Daí, viro a chave e trago relatos menos animados da incursão, feitos por Gabriella. Num primeiro momento, ela critica a falta de atenção, ou orgulho, em Tanquinho, pela história da 'filha' ilustre. Num segundo instante, lamenta as tentativas renitentes de parte dos locais em atribuir a ida de Quitéria à guerra ao amor por um soldado desconhecido, as quais teriam o objetivo de diminuir o papel da heroína na campanha libertadora.

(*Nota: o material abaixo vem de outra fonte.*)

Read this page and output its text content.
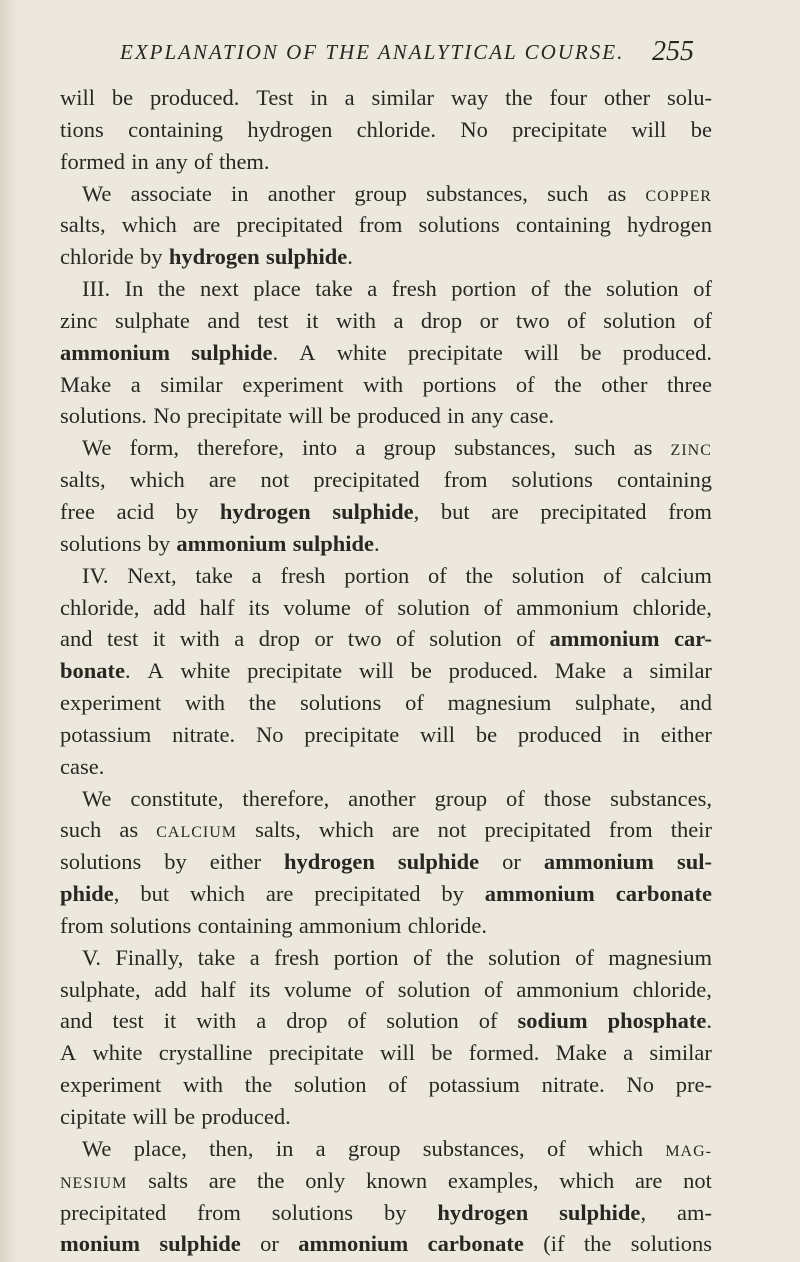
EXPLANATION OF THE ANALYTICAL COURSE. 255
will be produced. Test in a similar way the four other solu-
tions containing hydrogen chloride. No precipitate will be
formed in any of them.
We associate in another group substances, such as COPPER
salts, which are precipitated from solutions containing hydrogen
chloride by hydrogen sulphide.
III. In the next place take a fresh portion of the solution of
zinc sulphate and test it with a drop or two of solution of
ammonium sulphide. A white precipitate will be produced.
Make a similar experiment with portions of the other three
solutions. No precipitate will be produced in any case.
We form, therefore, into a group substances, such as ZINC
salts, which are not precipitated from solutions containing
free acid by hydrogen sulphide, but are precipitated from
solutions by ammonium sulphide.
IV. Next, take a fresh portion of the solution of calcium
chloride, add half its volume of solution of ammonium chloride,
and test it with a drop or two of solution of ammonium car-
bonate. A white precipitate will be produced. Make a similar
experiment with the solutions of magnesium sulphate, and
potassium nitrate. No precipitate will be produced in either
case.
We constitute, therefore, another group of those substances,
such as CALCIUM salts, which are not precipitated from their
solutions by either hydrogen sulphide or ammonium sul-
phide, but which are precipitated by ammonium carbonate
from solutions containing ammonium chloride.
V. Finally, take a fresh portion of the solution of magnesium
sulphate, add half its volume of solution of ammonium chloride,
and test it with a drop of solution of sodium phosphate.
A white crystalline precipitate will be formed. Make a similar
experiment with the solution of potassium nitrate. No pre-
cipitate will be produced.
We place, then, in a group substances, of which MAG-
NESIUM salts are the only known examples, which are not
precipitated from solutions by hydrogen sulphide, am-
monium sulphide or ammonium carbonate (if the solutions
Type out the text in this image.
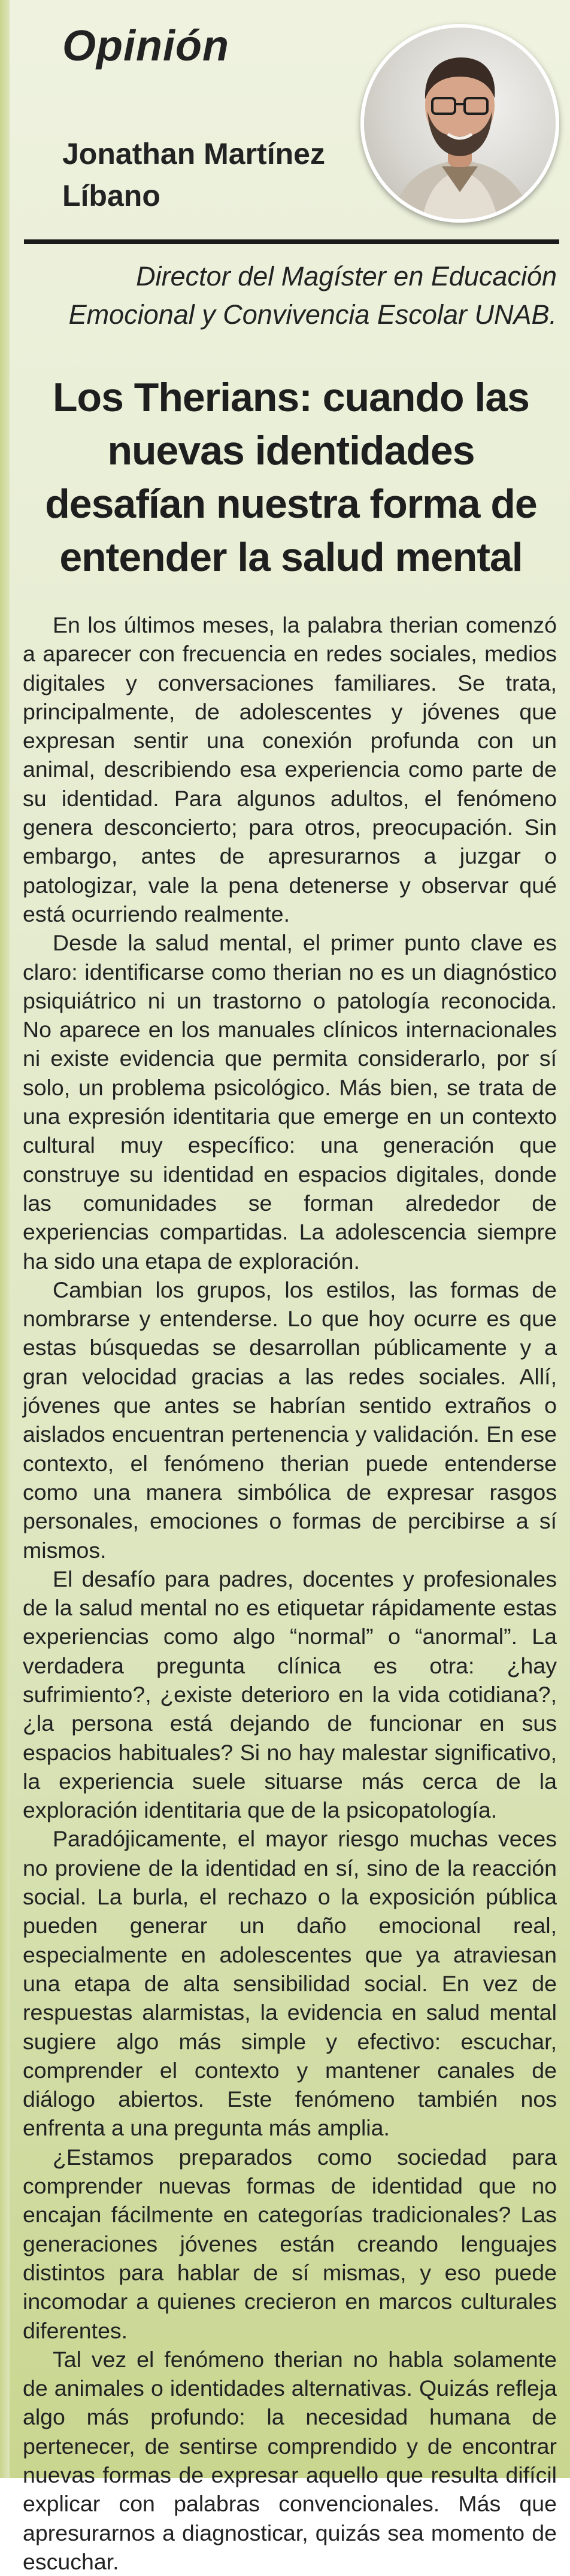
Opinión
Jonathan Martínez Líbano
Director del Magíster en Educación Emocional y Convivencia Escolar UNAB.
Los Therians: cuando las nuevas identidades desafían nuestra forma de entender la salud mental

En los últimos meses, la palabra therian comenzó a aparecer con frecuencia en redes sociales, medios digitales y conversaciones familiares. Se trata, principalmente, de adolescentes y jóvenes que expresan sentir una conexión profunda con un animal, describiendo esa experiencia como parte de su identidad. Para algunos adultos, el fenómeno genera desconcierto; para otros, preocupación. Sin embargo, antes de apresurarnos a juzgar o patologizar, vale la pena detenerse y observar qué está ocurriendo realmente.

Desde la salud mental, el primer punto clave es claro: identificarse como therian no es un diagnóstico psiquiátrico ni un trastorno o patología reconocida. No aparece en los manuales clínicos internacionales ni existe evidencia que permita considerarlo, por sí solo, un problema psicológico. Más bien, se trata de una expresión identitaria que emerge en un contexto cultural muy específico: una generación que construye su identidad en espacios digitales, donde las comunidades se forman alrededor de experiencias compartidas. La adolescencia siempre ha sido una etapa de exploración.

Cambian los grupos, los estilos, las formas de nombrarse y entenderse. Lo que hoy ocurre es que estas búsquedas se desarrollan públicamente y a gran velocidad gracias a las redes sociales. Allí, jóvenes que antes se habrían sentido extraños o aislados encuentran pertenencia y validación. En ese contexto, el fenómeno therian puede entenderse como una manera simbólica de expresar rasgos personales, emociones o formas de percibirse a sí mismos.

El desafío para padres, docentes y profesionales de la salud mental no es etiquetar rápidamente estas experiencias como algo “normal” o “anormal”. La verdadera pregunta clínica es otra: ¿hay sufrimiento?, ¿existe deterioro en la vida cotidiana?, ¿la persona está dejando de funcionar en sus espacios habituales? Si no hay malestar significativo, la experiencia suele situarse más cerca de la exploración identitaria que de la psicopatología.

Paradójicamente, el mayor riesgo muchas veces no proviene de la identidad en sí, sino de la reacción social. La burla, el rechazo o la exposición pública pueden generar un daño emocional real, especialmente en adolescentes que ya atraviesan una etapa de alta sensibilidad social. En vez de respuestas alarmistas, la evidencia en salud mental sugiere algo más simple y efectivo: escuchar, comprender el contexto y mantener canales de diálogo abiertos. Este fenómeno también nos enfrenta a una pregunta más amplia.

¿Estamos preparados como sociedad para comprender nuevas formas de identidad que no encajan fácilmente en categorías tradicionales? Las generaciones jóvenes están creando lenguajes distintos para hablar de sí mismas, y eso puede incomodar a quienes crecieron en marcos culturales diferentes.

Tal vez el fenómeno therian no habla solamente de animales o identidades alternativas. Quizás refleja algo más profundo: la necesidad humana de pertenecer, de sentirse comprendido y de encontrar nuevas formas de expresar aquello que resulta difícil explicar con palabras convencionales. Más que apresurarnos a diagnosticar, quizás sea momento de escuchar.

“Não senti da cidade um interesse muito grande de usar desse fato pra levar informação aos moradores, o que é muito triste porque a gente já sabe que a história é tratada com tanto descaso, e quando se trata de uma mulher, parece que as pessoas fazem questão de apagar da história”, observa, ao lembrar de algo próximo da vergonha em parte dos relatos.

“Conversamos com professores, com o pessoal da prefeitura, e apesar de simpáticos, houve uma resistência muito grande de falar coisas novas, de mostrar o conteúdo, o acervo que tinha. Parecia que Quitéria tinha feito uma coisa ruim. Que ao invés de ter sido a figura importante que ela foi, de combater, de lutar pelo Brasil; de uma mulher, naquela época, lutar com arma de fogo, liderar grupo de mulheres, parece que ela fez algo de errado”, emendou.

Tentei falar com a prefeitura da cidade, por meio de e-mail, mensagens e ligações, para comentar o assunto, mas sem sucesso.

Ódio de classe Antes de abrir as críticas de Gabriella ao segundo ponto (Quitéria apaixonada), devolvo a palavra a Pedro para, na perspectiva dele, justificar o fato da nossa heroína, mesmo sendo de uma família rica, ter morrido pobre de marré deci, esquecida, em algum lugar do Lanat, em Salvador.“Na minha visão, a família não aceitou que ela tenha ido morar com um soldado. E quando ela tentou voltar, o pai e os outros parentes não aceitaram a situação e ela deve ter ficado chateada e veio embora pra Salvador. Até hoje é assim: se você é de uma classe muito boa e se casa com alguém muito pobre, tem família que não aceita”, comenta ele, direto da parte menos abastada dos Aquino. “A família original mesmo de Quitéria, que é minha prima direta, não quer saber da história. A cidade toda sabe que ela [citou o nome de uma descendente direta] se enclausurou desse caso; não sai, não fala. Meu tio [Abílio] morreu e a gente ficou sem esse contato”, explica ele, que junto com Gabriella tentou, sem sucesso, contato com a tal “família original”.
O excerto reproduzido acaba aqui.